Screenside Chats feature online practitioners as they discuss their experiences, strategies, and tools building and interacting in pedagogically sound online learning environments.
In this Screenside Chat, IU High School English teacher, Courtney Gaylord, explains why students don’t always read lesson instructions and how to change that!
Please watch the video and then join the conversation below!
Chris Ashmore-Good
I fell into this trap so many times during the online “learning” last year. I tried so hard to not put a lot of directions online, especially since even a few directions face-to-face were too much for many students to read. But because we weren’t face-to-face, I felt like my students needed more information to get them started. I even made a few short, goofy, videos (using Snapchat filters) to “hype them up” so they might be more in the mood to do the assignment. I’m not sure how well those worked; nobody ever commented on them. I probably enjoyed them more than the students did. Oh well.
I used EdPuzzle for all videos, except for my little crazy ones, and I never gave “important” lesson instructions in those videos. Students were supposed to write notes from those EdPuzzle videos. I would put in comments about writing down particular pieces of information and I would have the questions scattered throughout. However, one particular student (one of my “good ones”) was seriously struggling with an assignment after watching an EdPuzzle video. It turned out she hadn’t written a single thing down from the videos. She had answered the questions and moved on. Well, no wonder the follow up assignment was so difficult; she had no notes to follow and hadn’t really taken anything in from the video. Even though she had done well on the questions, she hadn’t internalized anything. So, even though it was a very short instruction at a particular point in a video, “Write this in your notes.”, the directions still weren’t being read/internalized/followed.
I am really interested in your “one-page” idea. Would you mind expanding on that, or maybe sharing an example?
Thank you,
–Chris
Courtney R Gaylord
Hi, Chris! It sounds to me like your use of EdPuzzle to present materials is spot-on. Even though your student didn’t totally follow your directions, the two of you together caught the fact that she wasn’t understanding something and were able to go back and correct it. I’d call that a victory! So often, in online classes, students just keep right on rolling, completing huge chunks of work without having any idea what they are really doing. My theory is that putting less text on every “page” so that students don’t need to scroll and then making sure that they need to DO something at the end of every bit of instruction can, together, reduce the risk that they will “sleep through class”.
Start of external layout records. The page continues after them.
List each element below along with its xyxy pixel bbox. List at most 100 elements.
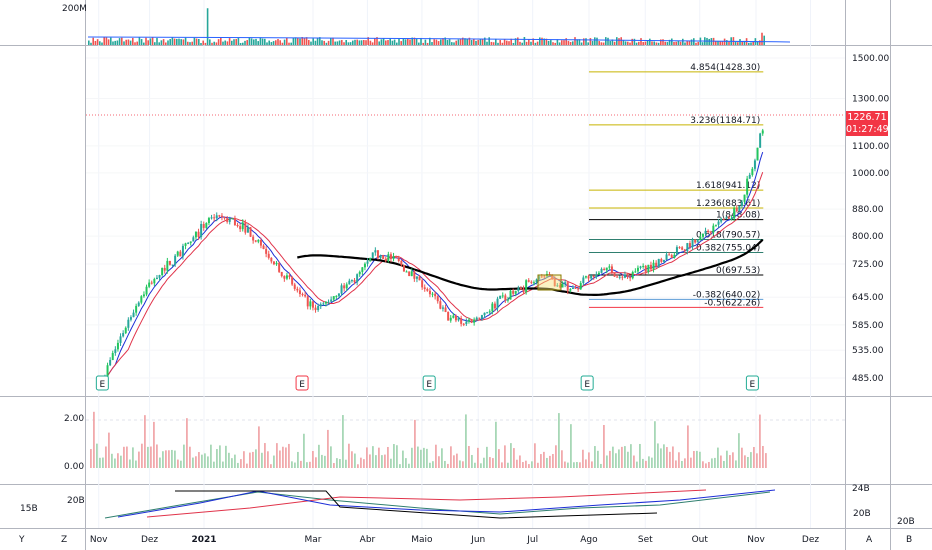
top-volume-bar <box>112 41 114 45</box>
last-price-tag: 1226.71 <box>846 111 888 124</box>
candle-body <box>343 285 346 289</box>
top-volume-bar <box>679 41 682 45</box>
volume-bar <box>447 463 449 468</box>
candle-body <box>636 267 639 272</box>
candle-body <box>361 267 364 272</box>
time-label: Dez <box>141 535 158 545</box>
candle-body <box>213 217 216 219</box>
top-volume-bar <box>534 42 537 45</box>
volume-bar <box>528 464 530 468</box>
volume-bar <box>198 452 200 468</box>
candle-body <box>257 239 260 242</box>
time-axis[interactable]: Nov Dez 2021 Mar Abr Maio Jun Jul Ago Set Out Nov De… <box>90 535 819 545</box>
volume-bar <box>678 452 680 468</box>
corner-label-y[interactable]: Y <box>18 535 25 545</box>
fib-level-label: 1.236(883.61) <box>696 199 760 209</box>
top-volume-bar <box>547 40 550 45</box>
volume-bar <box>690 457 692 468</box>
candle-body <box>535 279 538 283</box>
volume-bar <box>411 447 413 468</box>
volume-bar <box>615 453 617 468</box>
candle-body <box>231 218 234 220</box>
top-volume-bar <box>479 39 482 45</box>
candle-body <box>389 254 392 259</box>
candle-body <box>109 359 112 366</box>
volume-bar <box>609 450 611 468</box>
volume-bar <box>723 460 725 468</box>
top-volume-bar <box>521 42 523 45</box>
volume-bar <box>165 450 167 468</box>
volume-bar <box>105 446 107 468</box>
earnings-marker <box>422 375 436 391</box>
top-volume-bar <box>145 37 147 45</box>
corner-label-b[interactable]: B <box>906 535 912 545</box>
top-volume-bar <box>105 37 108 45</box>
top-volume-bar <box>371 42 374 45</box>
indicator-line-black <box>175 490 658 519</box>
volume-bar <box>744 455 746 468</box>
volume-bar <box>708 461 710 468</box>
candle-body <box>244 222 247 233</box>
candle-body <box>473 319 476 323</box>
candle-body <box>753 160 756 169</box>
top-volume-bar <box>132 37 134 45</box>
candle-body <box>444 307 447 312</box>
top-volume-bar <box>347 42 350 45</box>
candle-body <box>704 230 707 234</box>
top-volume-bar <box>466 38 468 45</box>
candle-body <box>644 265 647 272</box>
volume-bar <box>348 443 350 468</box>
volume-bar <box>672 446 674 468</box>
top-volume-bar <box>442 38 444 45</box>
top-volume-bar <box>723 38 726 45</box>
volume-bar <box>156 444 158 468</box>
volume-bar <box>531 461 533 468</box>
candle-body <box>486 312 489 314</box>
candle-body <box>595 274 598 278</box>
candle-body <box>439 301 442 309</box>
volume-bar <box>249 452 251 468</box>
candle-body <box>592 275 595 278</box>
top-volume-bar <box>470 40 473 45</box>
volume-bar <box>606 455 608 468</box>
volume-bar <box>369 454 371 468</box>
volume-bar <box>456 453 458 468</box>
volume-bar <box>639 443 641 468</box>
earnings-marker <box>745 375 759 391</box>
bottom-right-tick-2: 20B <box>853 509 871 519</box>
volume-bar <box>159 457 161 468</box>
corner-label-z[interactable]: Z <box>61 535 67 545</box>
top-volume-bar <box>173 38 176 45</box>
volume-bar <box>228 452 230 468</box>
candle-body <box>746 178 749 195</box>
top-volume-bar <box>743 40 746 45</box>
volume-bar <box>381 455 383 468</box>
top-volume-bar <box>627 41 629 45</box>
candle-body <box>499 295 502 299</box>
top-volume-bar <box>695 42 697 45</box>
top-volume-bar <box>624 41 627 45</box>
top-volume-bar <box>719 41 721 45</box>
top-volume-bar <box>488 37 490 45</box>
volume-bar <box>186 418 188 468</box>
candle-body <box>309 301 312 307</box>
top-volume-bar <box>275 40 277 45</box>
candle-body <box>631 272 634 279</box>
volume-bar <box>219 445 221 468</box>
corner-label-a[interactable]: A <box>866 535 873 545</box>
top-volume-bar <box>473 38 475 45</box>
candle-body <box>434 293 437 297</box>
volume-bar <box>273 455 275 468</box>
top-volume-bar <box>543 38 545 45</box>
top-volume-bar <box>156 37 158 45</box>
candle-body <box>610 266 613 273</box>
candle-body <box>540 276 543 278</box>
candle-body <box>145 286 148 295</box>
volume-bar <box>684 458 686 468</box>
fib-level-label: 0.382(755.04) <box>696 244 760 254</box>
top-volume-bar <box>121 37 123 45</box>
candle-body <box>605 267 608 271</box>
candle-body <box>707 230 710 233</box>
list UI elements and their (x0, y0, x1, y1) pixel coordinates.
Here’s an example of how I do this (not an exemplar, mind you, just an example!): https://docs.google.com/document/d/1tiFoRdH8U-hA933dguKDxkGZ4qbQZoOPvTbu7x-zv5w/edit?usp=sharing
Let me know if you have questions or suggestions. It’s a work in progress!
Rachel Tedrow
Using modules on Canvas or organizing items for students into topics into a single Doc was so helpful for my students. Many of them as high schoolers just really need chunking of lessons – they need that structure so help with organization since their executive functioning skills are not what mine are as an adult. Since our students were learning synchronously (but also a bit asynchronously in that we had some online meetings but students were also working on their own on their own time), I tried to organize tasks into a calendar I would create on a Doc – step 1 do this, step 2 do this, step 3 do this and try to provide them feedback during the week so if they were struggling with step 1, we could meet on Zoom or they could ask on our feed for some peer help along with some extra resources beyond my Zoom links, Screencastify videos, and etext links. For world language, my students were integrating speaking, reading, writing and listening skills online, so I would post the calendar and all the “stuff” as one assignment on Google Classroom – like the FlipGrid for the week, our EdPuzzle for the week, etc all together in one place. I would assume with students doing the work asynchronously, you would do it more thematically in modules?